Triiodothyronine increases calcium loss in a bed rest antigravity model for space flight

Bed rest has been used as a model to simulate the effects of space flight on bone metabolism. Thyroid hormones accelerate bone metabolism. Thus, supraphysiologic doses of this hormone might be used as a model to accelerate bone metabolism during bed rest and potentially simulate space flight. The objective of the study was to quantitate the changes in bone turnover after low doses of triiodothyronine (T3) added to short-term bed rest. Nine men and 5 women were restricted to bed rest for 28 days with their heads positioned 6° below their feet. Subjects were randomly assigned to receive either placebo or oral T3 at doses of 50 to 75 μg/d in a single-blind fashion.

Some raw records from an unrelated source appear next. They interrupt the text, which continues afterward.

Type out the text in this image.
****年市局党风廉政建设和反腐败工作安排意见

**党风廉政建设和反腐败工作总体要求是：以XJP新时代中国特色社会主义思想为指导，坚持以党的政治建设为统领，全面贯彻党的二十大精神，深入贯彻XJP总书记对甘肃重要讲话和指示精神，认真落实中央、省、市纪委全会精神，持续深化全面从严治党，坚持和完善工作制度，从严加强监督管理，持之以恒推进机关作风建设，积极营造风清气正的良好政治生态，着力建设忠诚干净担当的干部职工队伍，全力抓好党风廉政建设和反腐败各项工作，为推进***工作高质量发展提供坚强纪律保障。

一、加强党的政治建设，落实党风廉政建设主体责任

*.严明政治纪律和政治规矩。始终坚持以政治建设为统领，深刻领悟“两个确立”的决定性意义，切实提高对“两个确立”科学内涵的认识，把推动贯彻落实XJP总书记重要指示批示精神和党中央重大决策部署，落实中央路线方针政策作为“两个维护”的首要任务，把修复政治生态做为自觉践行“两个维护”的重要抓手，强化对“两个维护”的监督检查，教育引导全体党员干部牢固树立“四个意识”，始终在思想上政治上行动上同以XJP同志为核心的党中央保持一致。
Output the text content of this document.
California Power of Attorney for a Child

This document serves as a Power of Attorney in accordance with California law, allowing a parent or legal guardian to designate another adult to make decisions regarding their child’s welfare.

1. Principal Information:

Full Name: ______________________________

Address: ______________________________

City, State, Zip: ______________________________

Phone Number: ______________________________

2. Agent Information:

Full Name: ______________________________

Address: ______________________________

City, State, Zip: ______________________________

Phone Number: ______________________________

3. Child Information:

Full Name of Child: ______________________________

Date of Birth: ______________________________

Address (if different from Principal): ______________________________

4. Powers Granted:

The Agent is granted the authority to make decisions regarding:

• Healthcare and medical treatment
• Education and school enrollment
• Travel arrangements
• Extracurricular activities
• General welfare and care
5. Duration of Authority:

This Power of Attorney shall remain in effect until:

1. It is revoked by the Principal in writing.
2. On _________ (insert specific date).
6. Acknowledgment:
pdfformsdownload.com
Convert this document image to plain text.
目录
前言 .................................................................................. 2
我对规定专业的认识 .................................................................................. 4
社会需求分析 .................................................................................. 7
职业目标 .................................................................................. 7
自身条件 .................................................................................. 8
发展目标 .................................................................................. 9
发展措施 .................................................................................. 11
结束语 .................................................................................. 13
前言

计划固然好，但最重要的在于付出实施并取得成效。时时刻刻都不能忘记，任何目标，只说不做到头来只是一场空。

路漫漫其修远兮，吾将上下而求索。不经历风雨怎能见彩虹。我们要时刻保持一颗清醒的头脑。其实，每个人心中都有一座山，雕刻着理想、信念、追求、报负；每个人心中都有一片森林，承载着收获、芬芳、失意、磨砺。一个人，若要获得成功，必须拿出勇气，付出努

Calcium balance was measured over 5-day periods; and T3, thyroxine, thyroid-stimulating hormone, immunoreactive parathyroid hormone, osteocalcin, bone alkaline phosphatase, and urinary deoxypyridinoline were measured weekly. Triiodothyronine increased 2-fold in the men and 5-fold in the women during treatment, suppressing both thyroxine and thyroid-stimulating hormone. Calcium balance was negative by 300 to 400 mg/d in the T3-treated volunteers, primarily because of the increased fecal loss that was not present in the placebo group. Urinary deoxypyridinoline to creatinine ratio, a marker of bone resorption, increased 60% in the placebo group during bed rest, but more than doubled in the T3-treated subjects (P < .01), suggesting that bone resorption was enhanced by treatment with T3. Changes in serum osteocalcin and bone-specific alkaline phosphatase, markers of bone formation, were similar in T3- and placebo-treated subjects. Triiodothyronine increases bone resorption and fecal calcium loss in subjects at bed rest.